Although Japanese retirement accounts may not directly benefit American residents of Japan, there are other options you might consider. If you plan on keeping your U.S. citizenship, your best option for retirement in Japan may be to invest in one of the following:
- -American 401(k) Accounts – If your company or a previous company will allow you to make contributions to a 401(k) retirement account, you can gain tax and long-term investment benefits. If you have a 401(k) account with a previous company but can no longer make contributions, you may be able to use a roll-over account to get many of the same benefits.

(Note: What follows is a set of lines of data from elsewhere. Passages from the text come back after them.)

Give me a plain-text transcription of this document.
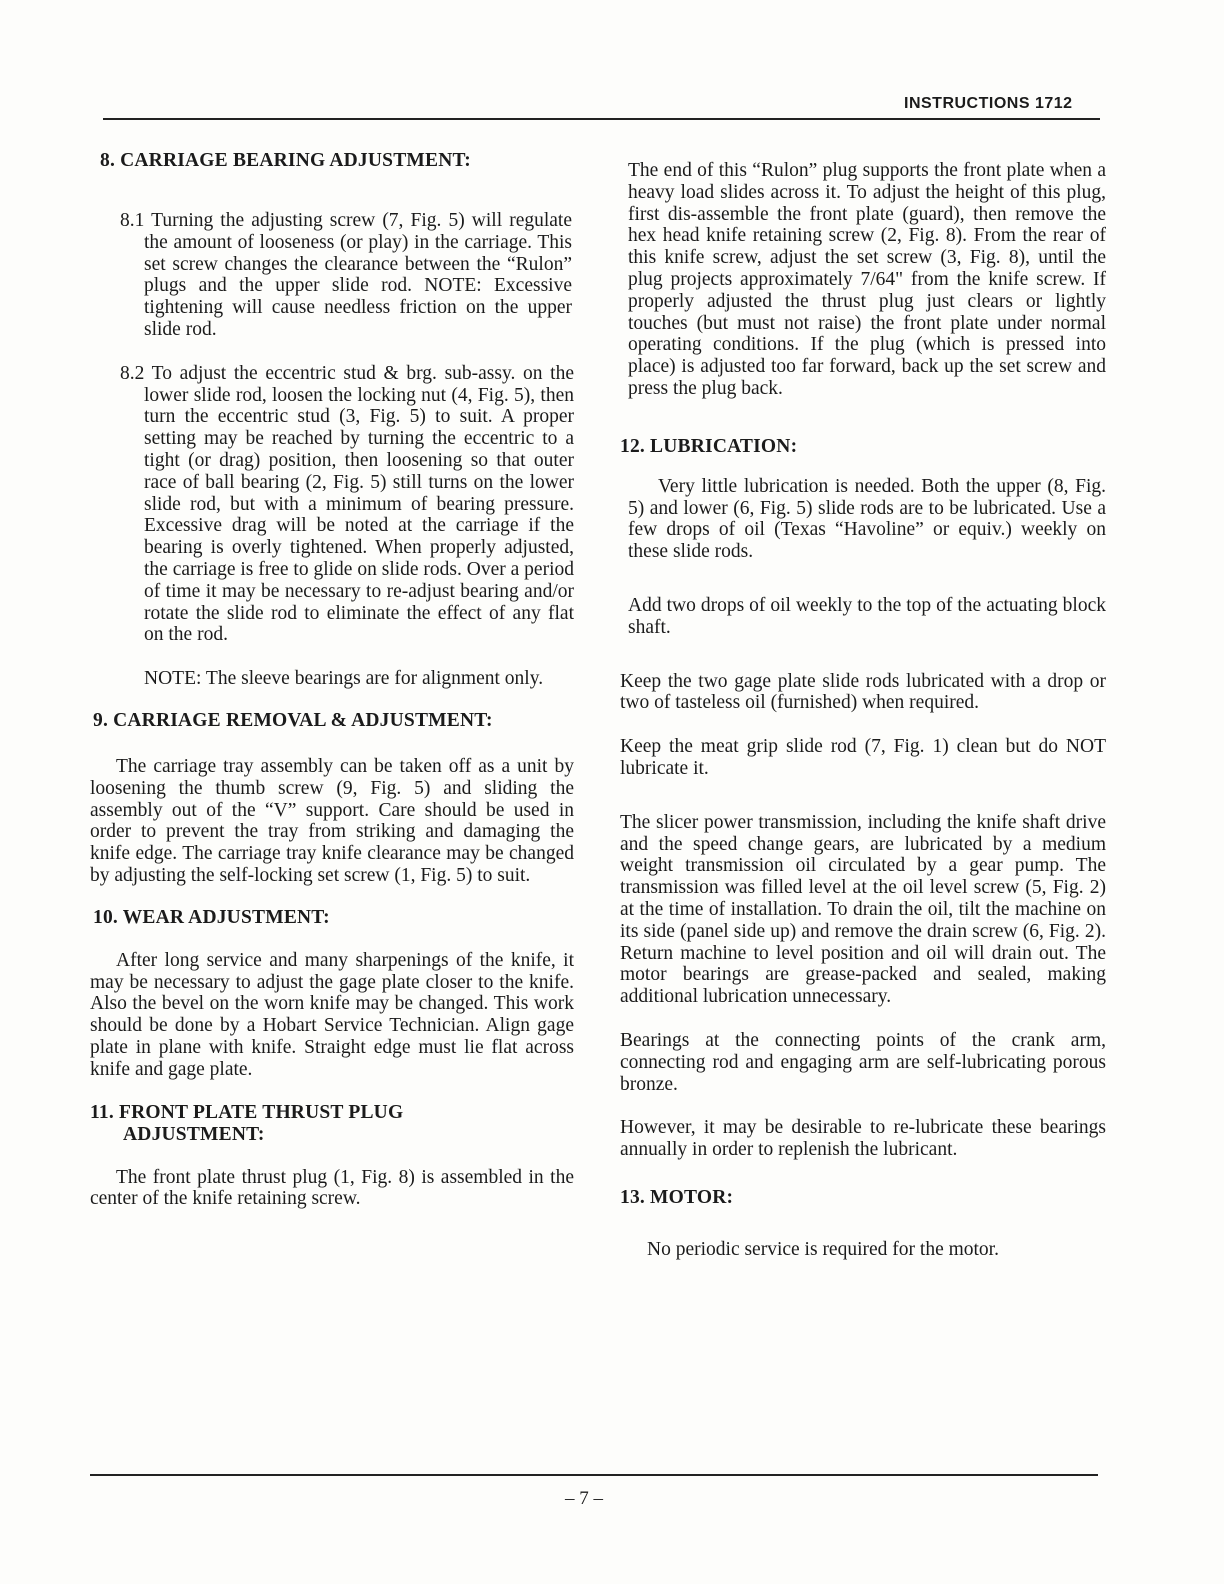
INSTRUCTIONS 1712
8. CARRIAGE BEARING ADJUSTMENT:

8.1 Turning the adjusting screw (7, Fig. 5) will regulate the amount of looseness (or play) in the carriage. This set screw changes the clearance between the “Rulon” plugs and the upper slide rod. NOTE: Excessive tightening will cause needless friction on the upper slide rod.

8.2 To adjust the eccentric stud & brg. sub-assy. on the lower slide rod, loosen the locking nut (4, Fig. 5), then turn the eccentric stud (3, Fig. 5) to suit. A proper setting may be reached by turning the eccentric to a tight (or drag) position, then loosening so that outer race of ball bearing (2, Fig. 5) still turns on the lower slide rod, but with a minimum of bearing pressure. Excessive drag will be noted at the carriage if the bearing is overly tightened. When properly adjusted, the carriage is free to glide on slide rods. Over a period of time it may be necessary to re-adjust bearing and/or rotate the slide rod to eliminate the effect of any flat on the rod.

NOTE: The sleeve bearings are for alignment only.

9. CARRIAGE REMOVAL & ADJUSTMENT:

The carriage tray assembly can be taken off as a unit by loosening the thumb screw (9, Fig. 5) and sliding the assembly out of the “V” support. Care should be used in order to prevent the tray from striking and damaging the knife edge. The carriage tray knife clearance may be changed by adjusting the self-locking set screw (1, Fig. 5) to suit.

10. WEAR ADJUSTMENT:

After long service and many sharpenings of the knife, it may be necessary to adjust the gage plate closer to the knife. Also the bevel on the worn knife may be changed. This work should be done by a Hobart Service Technician. Align gage plate in plane with knife. Straight edge must lie flat across knife and gage plate.

11. FRONT PLATE THRUST PLUG
ADJUSTMENT:

The front plate thrust plug (1, Fig. 8) is assembled in the center of the knife retaining screw.

The end of this “Rulon” plug supports the front plate when a heavy load slides across it. To adjust the height of this plug, first dis-assemble the front plate (guard), then remove the hex head knife retaining screw (2, Fig. 8). From the rear of this knife screw, adjust the set screw (3, Fig. 8), until the plug projects approximately 7/64" from the knife screw. If properly adjusted the thrust plug just clears or lightly touches (but must not raise) the front plate under normal operating conditions. If the plug (which is pressed into place) is adjusted too far forward, back up the set screw and press the plug back.

12. LUBRICATION:

Very little lubrication is needed. Both the upper (8, Fig. 5) and lower (6, Fig. 5) slide rods are to be lubricated. Use a few drops of oil (Texas “Havoline” or equiv.) weekly on these slide rods.

Add two drops of oil weekly to the top of the actuating block shaft.

Keep the two gage plate slide rods lubricated with a drop or two of tasteless oil (furnished) when required.

Keep the meat grip slide rod (7, Fig. 1) clean but do NOT lubricate it.

The slicer power transmission, including the knife shaft drive and the speed change gears, are lubricated by a medium weight transmission oil circulated by a gear pump. The transmission was filled level at the oil level screw (5, Fig. 2) at the time of installation. To drain the oil, tilt the machine on its side (panel side up) and remove the drain screw (6, Fig. 2). Return machine to level position and oil will drain out. The motor bearings are grease-packed and sealed, making additional lubrication unnecessary.

Bearings at the connecting points of the crank arm, connecting rod and engaging arm are self-lubricating porous bronze.

However, it may be desirable to re-lubricate these bearings annually in order to replenish the lubricant.

13. MOTOR:

No periodic service is required for the motor.

– 7 –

- -American IRAs or Roth IRAs – IRAs are Individual Retirement Accounts. A Roth IRA allows you to contribute after-tax income. Your investments will grow free of tax, and you can make tax-free withdrawals after you reach 59 and ½ years of age. A Traditional IRA, allows you to contribute before-tax income. The investments also grow tax-free, but you will be charged an income tax upon withdrawal.
- -A domestic partner’s Japanese or foreign accounts – Many expats store their wealth in the accounts of their Japanese or other non-American partners. For instance, they may contribute to a partner’s short-term NISA account, maxing out the benefits of the individual account and duly splitting the gains (or sharing them if assets are combined), or setting up international investment and retirement accounts.
Should I Give Up My US Citizenship If I Intend to Live in Japan?
Those who do not intend to return to the United States may consider one other option: giving up U.S. citizenship. The benefits and risks of such a decision, of course, should be thoroughly considered. Expats who have substantial assets in America could face harsh taxation for renouncing their citizenship and withdrawing assets. Those who give up American citizenship are also likely to face audits and severe evaluations of their financial and taxation history. And of course, they will also be giving up the rights and benefits that come with American citizenship.